Nixon’s words, recorded by the infamous Oval Office taping system, were culled verbatim, then set in stanzas and given cheeky titles by Nixon’s obscure Boswell, Jack S Margolis. In Margolis’ expert hands, Nixon’s duplicitous and authoritarian ramblings take on an almost existential quality, a vulnerability not typically associated with the ex-president. And should anyone take offense, a suitably paranoid footnote to each and every page explains that “[t]he material in this collection comes entirely from The Watergate Transcripts. No words or punctuation have been added, omitted or changed in any way.”
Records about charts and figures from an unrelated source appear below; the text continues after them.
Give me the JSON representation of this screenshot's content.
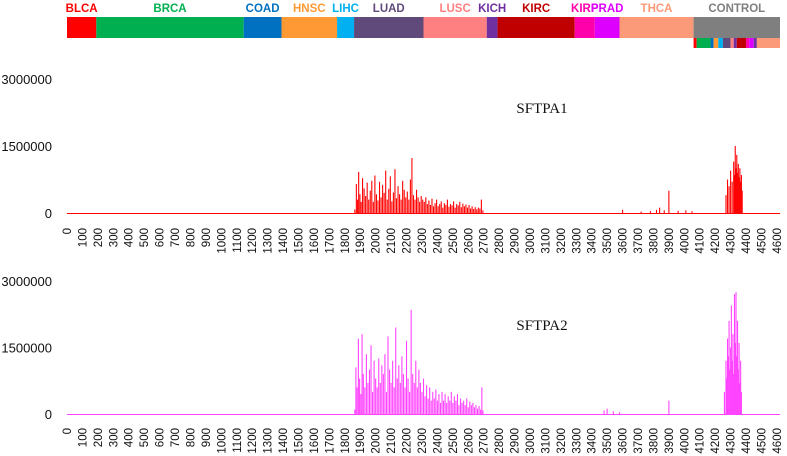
{
  "chart_data": {
    "cancer_bar": {
      "segments": [
        {
          "name": "BLCA",
          "start": 0,
          "end": 190,
          "color": "#ff0000"
        },
        {
          "name": "BRCA",
          "start": 190,
          "end": 1145,
          "color": "#00b050"
        },
        {
          "name": "COAD",
          "start": 1145,
          "end": 1390,
          "color": "#0070c0"
        },
        {
          "name": "HNSC",
          "start": 1390,
          "end": 1750,
          "color": "#ff9933"
        },
        {
          "name": "LIHC",
          "start": 1750,
          "end": 1860,
          "color": "#00b0f0"
        },
        {
          "name": "LUAD",
          "start": 1860,
          "end": 2310,
          "color": "#604a7b"
        },
        {
          "name": "LUSC",
          "start": 2310,
          "end": 2720,
          "color": "#ff8080"
        },
        {
          "name": "KICH",
          "start": 2720,
          "end": 2790,
          "color": "#7030a0"
        },
        {
          "name": "KIRC",
          "start": 2790,
          "end": 3290,
          "color": "#c00000"
        },
        {
          "name": "KIRP",
          "start": 3290,
          "end": 3420,
          "color": "#ff00aa"
        },
        {
          "name": "PRAD",
          "start": 3420,
          "end": 3580,
          "color": "#dd00ff"
        },
        {
          "name": "THCA",
          "start": 3580,
          "end": 4060,
          "color": "#fa9a78"
        },
        {
          "name": "CONTROL",
          "start": 4060,
          "end": 4620,
          "color": "#7f7f7f"
        }
      ],
      "control_subsegments": [
        {
          "start": 4060,
          "end": 4080,
          "color": "#ff0000"
        },
        {
          "start": 4080,
          "end": 4170,
          "color": "#00b050"
        },
        {
          "start": 4170,
          "end": 4190,
          "color": "#0070c0"
        },
        {
          "start": 4190,
          "end": 4220,
          "color": "#ff9933"
        },
        {
          "start": 4220,
          "end": 4250,
          "color": "#00b0f0"
        },
        {
          "start": 4250,
          "end": 4300,
          "color": "#604a7b"
        },
        {
          "start": 4300,
          "end": 4320,
          "color": "#ff8080"
        },
        {
          "start": 4320,
          "end": 4340,
          "color": "#7030a0"
        },
        {
          "start": 4340,
          "end": 4400,
          "color": "#c00000"
        },
        {
          "start": 4400,
          "end": 4420,
          "color": "#ff00aa"
        },
        {
          "start": 4420,
          "end": 4450,
          "color": "#dd00ff"
        },
        {
          "start": 4450,
          "end": 4470,
          "color": "#7030a0"
        },
        {
          "start": 4470,
          "end": 4620,
          "color": "#fa9a78"
        }
      ]
    },
    "panels": [
      {
        "type": "bar",
        "title": "SFTPA1",
        "color": "#ff0000",
        "ylim": [
          0,
          3000000
        ],
        "yticks": [
          "3000000",
          "1500000",
          "0"
        ],
        "ytick_values": [
          3000000,
          1500000,
          0
        ],
        "xlim": [
          0,
          4620
        ],
        "xticks": [
          0,
          100,
          200,
          300,
          400,
          500,
          600,
          700,
          800,
          900,
          1000,
          1100,
          1200,
          1300,
          1400,
          1500,
          1600,
          1700,
          1800,
          1900,
          2000,
          2100,
          2200,
          2300,
          2400,
          2500,
          2600,
          2700,
          2800,
          2900,
          3000,
          3100,
          3200,
          3300,
          3400,
          3500,
          3600,
          3700,
          3800,
          3900,
          4000,
          4100,
          4200,
          4300,
          4400,
          4500,
          4600
        ],
        "spikes": [
          [
            1865,
            80000
          ],
          [
            1875,
            650000
          ],
          [
            1883,
            300000
          ],
          [
            1890,
            920000
          ],
          [
            1898,
            420000
          ],
          [
            1906,
            250000
          ],
          [
            1915,
            780000
          ],
          [
            1925,
            550000
          ],
          [
            1935,
            380000
          ],
          [
            1945,
            680000
          ],
          [
            1955,
            300000
          ],
          [
            1965,
            500000
          ],
          [
            1975,
            720000
          ],
          [
            1985,
            250000
          ],
          [
            1995,
            840000
          ],
          [
            2005,
            420000
          ],
          [
            2015,
            280000
          ],
          [
            2025,
            700000
          ],
          [
            2035,
            350000
          ],
          [
            2045,
            630000
          ],
          [
            2055,
            450000
          ],
          [
            2065,
            950000
          ],
          [
            2075,
            300000
          ],
          [
            2085,
            540000
          ],
          [
            2095,
            820000
          ],
          [
            2105,
            260000
          ],
          [
            2115,
            460000
          ],
          [
            2125,
            980000
          ],
          [
            2135,
            330000
          ],
          [
            2145,
            600000
          ],
          [
            2155,
            420000
          ],
          [
            2165,
            300000
          ],
          [
            2175,
            720000
          ],
          [
            2185,
            520000
          ],
          [
            2195,
            350000
          ],
          [
            2205,
            480000
          ],
          [
            2215,
            300000
          ],
          [
            2225,
            750000
          ],
          [
            2235,
            1230000
          ],
          [
            2245,
            400000
          ],
          [
            2255,
            300000
          ],
          [
            2265,
            520000
          ],
          [
            2275,
            350000
          ],
          [
            2285,
            250000
          ],
          [
            2295,
            380000
          ],
          [
            2305,
            300000
          ],
          [
            2315,
            250000
          ],
          [
            2325,
            350000
          ],
          [
            2335,
            200000
          ],
          [
            2345,
            280000
          ],
          [
            2355,
            180000
          ],
          [
            2365,
            320000
          ],
          [
            2375,
            150000
          ],
          [
            2385,
            220000
          ],
          [
            2395,
            300000
          ],
          [
            2405,
            150000
          ],
          [
            2415,
            200000
          ],
          [
            2425,
            260000
          ],
          [
            2435,
            120000
          ],
          [
            2445,
            220000
          ],
          [
            2455,
            180000
          ],
          [
            2465,
            300000
          ],
          [
            2475,
            140000
          ],
          [
            2485,
            200000
          ],
          [
            2495,
            170000
          ],
          [
            2505,
            260000
          ],
          [
            2515,
            120000
          ],
          [
            2525,
            200000
          ],
          [
            2535,
            170000
          ],
          [
            2545,
            250000
          ],
          [
            2555,
            130000
          ],
          [
            2565,
            210000
          ],
          [
            2575,
            150000
          ],
          [
            2585,
            190000
          ],
          [
            2595,
            120000
          ],
          [
            2605,
            180000
          ],
          [
            2615,
            100000
          ],
          [
            2625,
            150000
          ],
          [
            2635,
            90000
          ],
          [
            2645,
            130000
          ],
          [
            2655,
            80000
          ],
          [
            2665,
            120000
          ],
          [
            2675,
            100000
          ],
          [
            2685,
            300000
          ],
          [
            2695,
            60000
          ],
          [
            3600,
            70000
          ],
          [
            3720,
            30000
          ],
          [
            3780,
            40000
          ],
          [
            3820,
            70000
          ],
          [
            3840,
            120000
          ],
          [
            3870,
            60000
          ],
          [
            3900,
            500000
          ],
          [
            3960,
            50000
          ],
          [
            4010,
            60000
          ],
          [
            4050,
            40000
          ],
          [
            4270,
            400000
          ],
          [
            4280,
            750000
          ],
          [
            4290,
            600000
          ],
          [
            4300,
            950000
          ],
          [
            4310,
            700000
          ],
          [
            4320,
            1150000
          ],
          [
            4325,
            850000
          ],
          [
            4330,
            1500000
          ],
          [
            4335,
            1000000
          ],
          [
            4340,
            1300000
          ],
          [
            4345,
            900000
          ],
          [
            4350,
            1100000
          ],
          [
            4355,
            800000
          ],
          [
            4360,
            1000000
          ],
          [
            4365,
            700000
          ],
          [
            4370,
            850000
          ],
          [
            4375,
            500000
          ]
        ]
      },
      {
        "type": "bar",
        "title": "SFTPA2",
        "color": "#ff44ff",
        "ylim": [
          0,
          3000000
        ],
        "yticks": [
          "3000000",
          "1500000",
          "0"
        ],
        "ytick_values": [
          3000000,
          1500000,
          0
        ],
        "xlim": [
          0,
          4620
        ],
        "xticks": [
          0,
          100,
          200,
          300,
          400,
          500,
          600,
          700,
          800,
          900,
          1000,
          1100,
          1200,
          1300,
          1400,
          1500,
          1600,
          1700,
          1800,
          1900,
          2000,
          2100,
          2200,
          2300,
          2400,
          2500,
          2600,
          2700,
          2800,
          2900,
          3000,
          3100,
          3200,
          3300,
          3400,
          3500,
          3600,
          3700,
          3800,
          3900,
          4000,
          4100,
          4200,
          4300,
          4400,
          4500,
          4600
        ],
        "spikes": [
          [
            1865,
            100000
          ],
          [
            1872,
            1050000
          ],
          [
            1880,
            600000
          ],
          [
            1888,
            1700000
          ],
          [
            1896,
            800000
          ],
          [
            1904,
            450000
          ],
          [
            1912,
            1800000
          ],
          [
            1920,
            900000
          ],
          [
            1930,
            600000
          ],
          [
            1940,
            1350000
          ],
          [
            1950,
            700000
          ],
          [
            1960,
            1000000
          ],
          [
            1970,
            1550000
          ],
          [
            1980,
            500000
          ],
          [
            1990,
            1200000
          ],
          [
            2000,
            800000
          ],
          [
            2010,
            600000
          ],
          [
            2020,
            1250000
          ],
          [
            2030,
            700000
          ],
          [
            2040,
            1100000
          ],
          [
            2050,
            900000
          ],
          [
            2060,
            1350000
          ],
          [
            2070,
            500000
          ],
          [
            2080,
            1750000
          ],
          [
            2090,
            1000000
          ],
          [
            2100,
            700000
          ],
          [
            2110,
            1200000
          ],
          [
            2120,
            600000
          ],
          [
            2130,
            1950000
          ],
          [
            2140,
            800000
          ],
          [
            2150,
            1100000
          ],
          [
            2160,
            700000
          ],
          [
            2170,
            1300000
          ],
          [
            2180,
            900000
          ],
          [
            2190,
            600000
          ],
          [
            2200,
            1650000
          ],
          [
            2210,
            800000
          ],
          [
            2220,
            500000
          ],
          [
            2230,
            2350000
          ],
          [
            2240,
            900000
          ],
          [
            2250,
            700000
          ],
          [
            2260,
            1200000
          ],
          [
            2270,
            600000
          ],
          [
            2280,
            1000000
          ],
          [
            2290,
            700000
          ],
          [
            2300,
            500000
          ],
          [
            2310,
            800000
          ],
          [
            2320,
            400000
          ],
          [
            2330,
            650000
          ],
          [
            2340,
            350000
          ],
          [
            2350,
            600000
          ],
          [
            2360,
            300000
          ],
          [
            2370,
            500000
          ],
          [
            2380,
            350000
          ],
          [
            2390,
            550000
          ],
          [
            2400,
            300000
          ],
          [
            2410,
            450000
          ],
          [
            2420,
            250000
          ],
          [
            2430,
            500000
          ],
          [
            2440,
            300000
          ],
          [
            2450,
            450000
          ],
          [
            2460,
            250000
          ],
          [
            2470,
            400000
          ],
          [
            2480,
            300000
          ],
          [
            2490,
            500000
          ],
          [
            2500,
            250000
          ],
          [
            2510,
            400000
          ],
          [
            2520,
            300000
          ],
          [
            2530,
            450000
          ],
          [
            2540,
            200000
          ],
          [
            2550,
            350000
          ],
          [
            2560,
            250000
          ],
          [
            2570,
            300000
          ],
          [
            2580,
            200000
          ],
          [
            2590,
            350000
          ],
          [
            2600,
            150000
          ],
          [
            2610,
            280000
          ],
          [
            2620,
            200000
          ],
          [
            2630,
            250000
          ],
          [
            2640,
            150000
          ],
          [
            2650,
            200000
          ],
          [
            2660,
            120000
          ],
          [
            2670,
            180000
          ],
          [
            2680,
            100000
          ],
          [
            2688,
            600000
          ],
          [
            2695,
            80000
          ],
          [
            3480,
            80000
          ],
          [
            3500,
            120000
          ],
          [
            3540,
            60000
          ],
          [
            3580,
            40000
          ],
          [
            3900,
            300000
          ],
          [
            4260,
            500000
          ],
          [
            4270,
            1200000
          ],
          [
            4275,
            800000
          ],
          [
            4280,
            1700000
          ],
          [
            4285,
            1300000
          ],
          [
            4290,
            2100000
          ],
          [
            4295,
            1000000
          ],
          [
            4300,
            1500000
          ],
          [
            4305,
            2450000
          ],
          [
            4310,
            1200000
          ],
          [
            4315,
            1800000
          ],
          [
            4320,
            900000
          ],
          [
            4325,
            2700000
          ],
          [
            4330,
            1600000
          ],
          [
            4335,
            2750000
          ],
          [
            4340,
            1300000
          ],
          [
            4345,
            2100000
          ],
          [
            4350,
            1000000
          ],
          [
            4355,
            1600000
          ],
          [
            4360,
            700000
          ],
          [
            4365,
            1200000
          ],
          [
            4370,
            500000
          ]
        ]
      }
    ]
  }
}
Nixon‘s free-verse interludes have relevance two decades later; imagine the Whitewater scandal or the Iran-contra hearings in terms of “I Can’t Recall”:
You can say I don’t remember
You can say I can’t recall.
I can’t give any answer
To that
That I can recall.
Understandably, one of Nixon‘s recurring motifs is the ambiguous nature of truth, as in “The Position”:
The position is
To withhold
Information
And to cover up
This is
Totally true.
You could say
This is
Totally untrue.
And, though the volume contains no epiphany, Nixon tellingly concludes with “In the End,” a piece with a tone of—ahem—resignation:
In the end
We are going
To be bled
To death.
And in the end,
It is all going
To come out anyway.
Then you get the worst
Of both worlds.
Nixon once said, “Politics at its best is poetry, not prose.” He might have said the same of politics at its worst.